I glanced to the rearview mirror and saw both kids grinning at me. “And did he text you back?” I pulled ahead, down the narrow two-track lane that ran alongside the back of the woods. I followed the tracks as they curved to the left.
“He said he already knew. Tech saw you on the security feed when you entered the basement.”
“What security feed in the basement?”
“The one that Carl installed,” Sara answered. “The whole house is wired and monitored.”
“The whole house?”
“Well, Grady and Tech disconnected t
he ones in the bathrooms and bedrooms. They told Carl that if he tried that again, they’d move him over to Headquarters to live.”
“That’s good, I guess. Where is Carl, anyway?”
“He has to work with Alex now,” Nicholas laughed. “The nannies couldn’t keep up with him, and Sara and I can’t get our schoolwork done and watch him at the same time.

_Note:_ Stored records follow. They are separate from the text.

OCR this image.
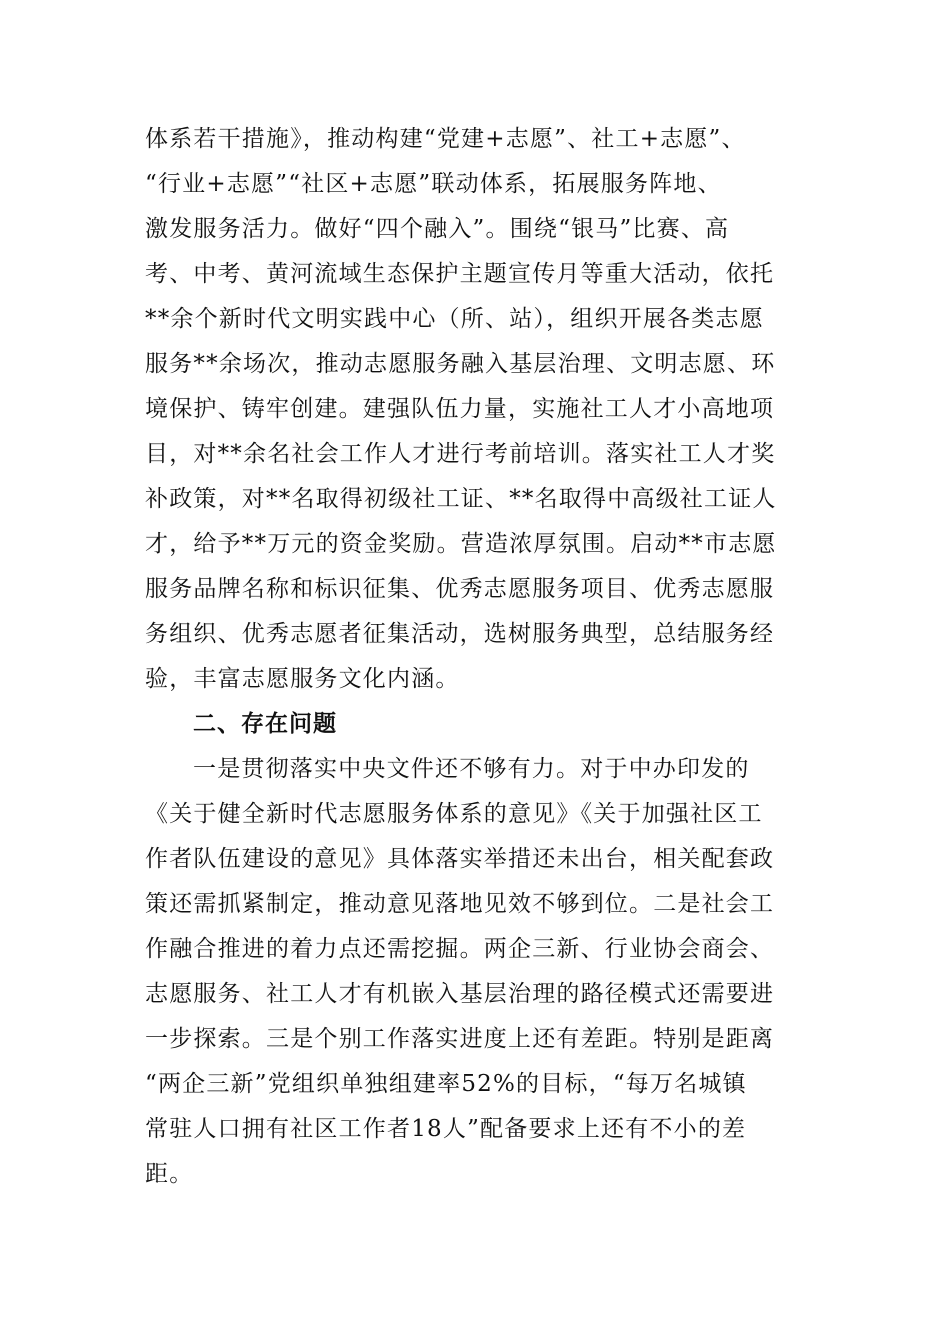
体系若干措施》，推动构建“党建+志愿”、社工+志愿”、
“行业+志愿”“社区+志愿”联动体系，拓展服务阵地、
激发服务活力。做好“四个融入”。围绕“银马”比赛、高
考、中考、黄河流域生态保护主题宣传月等重大活动，依托
**余个新时代文明实践中心（所、站），组织开展各类志愿
服务**余场次，推动志愿服务融入基层治理、文明志愿、环
境保护、铸牢创建。建强队伍力量，实施社工人才小高地项
目，对**余名社会工作人才进行考前培训。落实社工人才奖
补政策，对**名取得初级社工证、**名取得中高级社工证人
才，给予**万元的资金奖励。营造浓厚氛围。启动**市志愿
服务品牌名称和标识征集、优秀志愿服务项目、优秀志愿服
务组织、优秀志愿者征集活动，选树服务典型，总结服务经
验，丰富志愿服务文化内涵。
二、存在问题
一是贯彻落实中央文件还不够有力。对于中办印发的
《关于健全新时代志愿服务体系的意见》《关于加强社区工
作者队伍建设的意见》具体落实举措还未出台，相关配套政
策还需抓紧制定，推动意见落地见效不够到位。二是社会工
作融合推进的着力点还需挖掘。两企三新、行业协会商会、
志愿服务、社工人才有机嵌入基层治理的路径模式还需要进
一步探索。三是个别工作落实进度上还有差距。特别是距离
“两企三新”党组织单独组建率52%的目标，“每万名城镇
常驻人口拥有社区工作者18人”配备要求上还有不小的差
距。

The last time we weren’t paying attention, he blew up Hattie’s oven.”
“The gas oven?” I asked, hitting the brakes and looking back at them.
“It was a minor explosion,” Sara said, rolling her eyes. “Everyone made way too big a deal about it.”
“Grady said it was a good thing that Hattie and Pops had flown back to Texas the day before so she didn’t see the damage to her kitchen,” Nicholas said.
“And you two were home when Carl blew the oven up?”
“It was cool,” Nicholas laughed.
“He was testing a new product to see how it reacted to heat,” Sara added. “He said he’d have to start from scratch because you’d be mad if he blew up your SUV.”
“What is this new product supposed to do?”
“It looks like blue putty, but it leaves a chemical trace that can be tracked on a computer,” Sara said. “An invisible chemical lingers, and you can see it on live satellite images days later. Also, the residue changes colors as it ages; so you can tell how long ago the putty was at each point.”
“Shit. Really?”
“Language, Mom,” Nicholas said, raising that damned eyebrow.
Sara giggled. “Carl had Donovan carrying the putty around to test it for a few days. But that was before the explosion. Donovan told Carl that he won’t be his guinea pig anymore.”
“I don’t blame him.” Turning back in my seat, I followed the two-track lane again until I reached the end. Parked roadside, Tech was sitting on his motorcycle with two bags on his lap.